The Florida Gators had lost seven straight to FSU, but the last of those losses carried an entirely different array of painful feelings for Gator fans as its star forward, Keyontae Johnson, suddenly and mysteriously collapsed on the court early in the contest and people feared the worst. He was diagnosed with a heart condition that appears to have ended his basketball career, but survived and now serves as a bench coach for Florida.

Fast forward to the 2021 edition of the rivalry, which didn’t start out especially well for Florida. But after trailing at halftime, the Gators angrily unleashed seven and a half games of frustration out on the Seminoles and blew them away in the second half, rolling to a 71-55 victory to finally snap that streak. As the final seconds ticked off the clock, White went over to his guy and hugged him tight.

He’d been there by Johnson’s bedside in the Tallahassee hospital in the wake of his collapse, depriving himself of sleep and sanity as he wanted to be the first to hear any update the doctors may have had, and remained by his side all the way through his return to school and his team’s bench. So this win was about way, way, way more than just snapping the Seminoles’ spear and streak. This one was a cocktail of feelings- a triumphant “WE DID IT, WE FINALLY BEAT THESE GUYS!” moment mixed with a healthy dose of “This is for you, Keyontae. We can all say we love you, but this win is how we prove it!” and even a little bit of “Thank you for everything” thrown in there.

Also worthy of honorable mention shoutouts in this category are two football plays, and the only 2021 Gator football-related combination of words in these entire awards, because that’s what happens when you go 6-7: one, Diwun Black’s hit on kickoff coverage early in the game against South Florida, and two, Dameon Pierce’s helmet-less run vs. FSU.

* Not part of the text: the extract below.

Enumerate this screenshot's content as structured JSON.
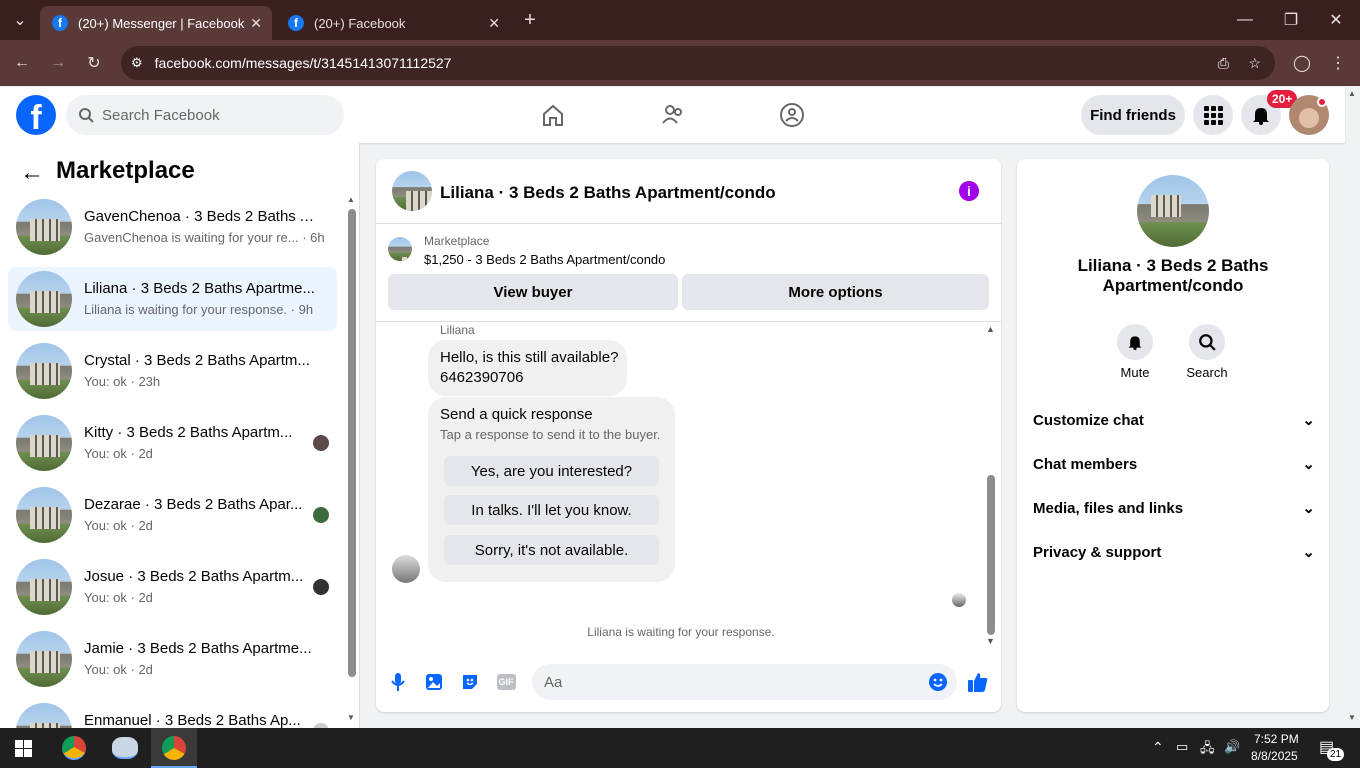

Anybody who follows Gator football knows Black’s long-winded path to Gainesville, and though he didn’t play anywhere near as much as he should have (thanks for that, Dan Mullen) he at least got one spoonful of his dream to come true by plastering the USF return man following the Gators’ first touchdown of the game. Here’s hoping to seeing much more of him in the future.

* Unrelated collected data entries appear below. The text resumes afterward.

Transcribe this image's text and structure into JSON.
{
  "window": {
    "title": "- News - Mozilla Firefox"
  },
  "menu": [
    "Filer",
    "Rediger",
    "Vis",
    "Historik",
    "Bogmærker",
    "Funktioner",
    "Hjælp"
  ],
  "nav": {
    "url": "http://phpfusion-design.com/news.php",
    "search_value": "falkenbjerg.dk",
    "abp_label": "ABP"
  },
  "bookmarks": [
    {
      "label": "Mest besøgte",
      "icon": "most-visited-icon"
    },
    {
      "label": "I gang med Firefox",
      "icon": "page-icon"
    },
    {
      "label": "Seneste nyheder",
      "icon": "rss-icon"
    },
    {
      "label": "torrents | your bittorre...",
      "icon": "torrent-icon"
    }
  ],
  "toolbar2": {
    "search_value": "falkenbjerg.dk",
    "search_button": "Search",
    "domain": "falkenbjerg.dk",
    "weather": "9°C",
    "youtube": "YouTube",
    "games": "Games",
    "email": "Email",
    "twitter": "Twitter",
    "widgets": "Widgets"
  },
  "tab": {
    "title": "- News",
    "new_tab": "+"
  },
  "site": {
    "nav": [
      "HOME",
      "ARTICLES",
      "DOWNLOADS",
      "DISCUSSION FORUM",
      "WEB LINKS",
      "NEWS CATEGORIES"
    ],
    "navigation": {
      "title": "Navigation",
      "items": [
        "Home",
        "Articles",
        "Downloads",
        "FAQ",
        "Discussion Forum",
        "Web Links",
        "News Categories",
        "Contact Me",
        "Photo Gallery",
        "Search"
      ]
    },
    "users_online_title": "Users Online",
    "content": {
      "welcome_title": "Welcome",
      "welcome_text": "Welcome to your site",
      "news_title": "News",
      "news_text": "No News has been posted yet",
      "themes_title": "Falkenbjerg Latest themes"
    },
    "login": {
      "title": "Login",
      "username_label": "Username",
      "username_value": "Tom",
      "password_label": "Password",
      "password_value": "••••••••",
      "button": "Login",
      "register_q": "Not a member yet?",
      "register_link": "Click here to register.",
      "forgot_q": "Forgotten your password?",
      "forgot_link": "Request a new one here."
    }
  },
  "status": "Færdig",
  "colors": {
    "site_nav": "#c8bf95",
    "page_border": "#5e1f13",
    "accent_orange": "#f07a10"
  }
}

As for Pierce, the grit and determination he showed all year long was wasted from a results standpoint (probably because he never even touched the ball ten times in a game until after Mullen was fired) but that grit, determination, and love for his Gators will never be forgotten. Perhaps nothing embodies all of that more than Pierce’s not giving a shit when his helmet was ripped off inside FSU’s five-yard line early in the fourth quarter, and continuing to plow ahead into what can only reasonably be described as danger. And though the play was blown dead, let’s all forever remember that Pierce did indeed get his touchdown a few plays later.

Team of the year: men’s tennis

The Florida Gators men’s tennis program has historically been very good, borderline great, but never could quite break through and win a national championship. Think FSU baseball, but with an even longer history of existence. You know what that looks like: a whole bunch of Sweet 16 appearances, a handful or so of Elite 8 appearances, and trips to the Final Four in 2000, 2005, and 2019.

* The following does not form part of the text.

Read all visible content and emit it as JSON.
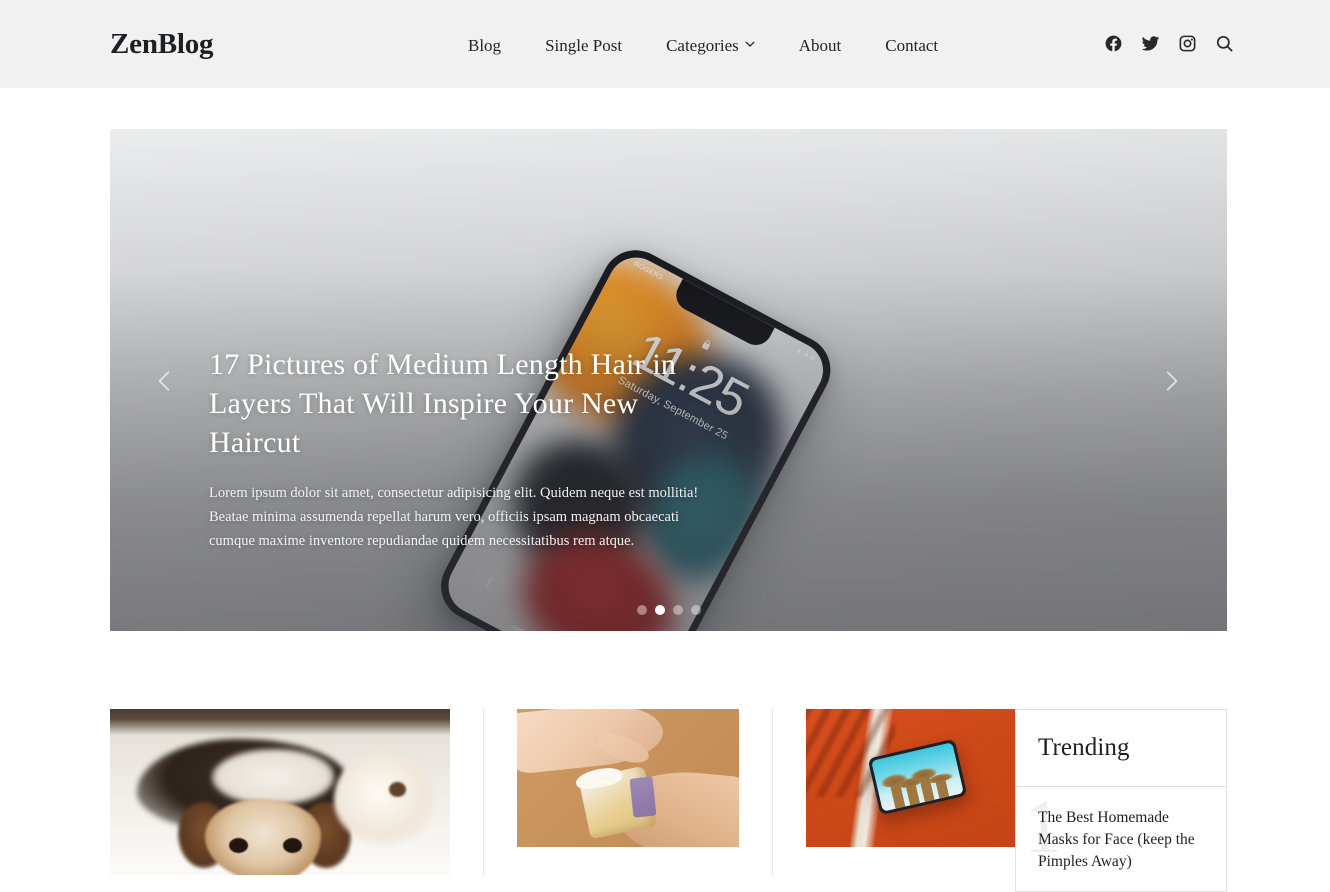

That is, until captain Sam Riffice, Duarte Vale, Andy Andrade, Josh Goodger, Blaise Bicknell, Ben Shelton, Johannes Ingildsen, Brian Berdusco and Will Grant came along and completely rewrote the Gator record books.

First, the Florida Gators raced through the SEC schedule with a perfect 12-0 record to claim the conference crown. They reached the SEC Tournament Championship match, where they were defeated by Tennessee. But the Selection Committee determined that they’d done plenty to justify being given the #1 overall seed in the NCAA Tournament. And Florida more than lived up to that seed, cruising past South Alabama, South Florida, Texas A&M, Texas, and Baylor to claim its first-ever national championship.

And because there are only so many ways I can rewrite the same thesis about how awesome the men’s tennis program was in 2021: head coach Bryan Shelton was the one who recruited them, set the lineup, and coached them to a national championship, so he hereby concludes this year’s awards by being anointed as coach of the year.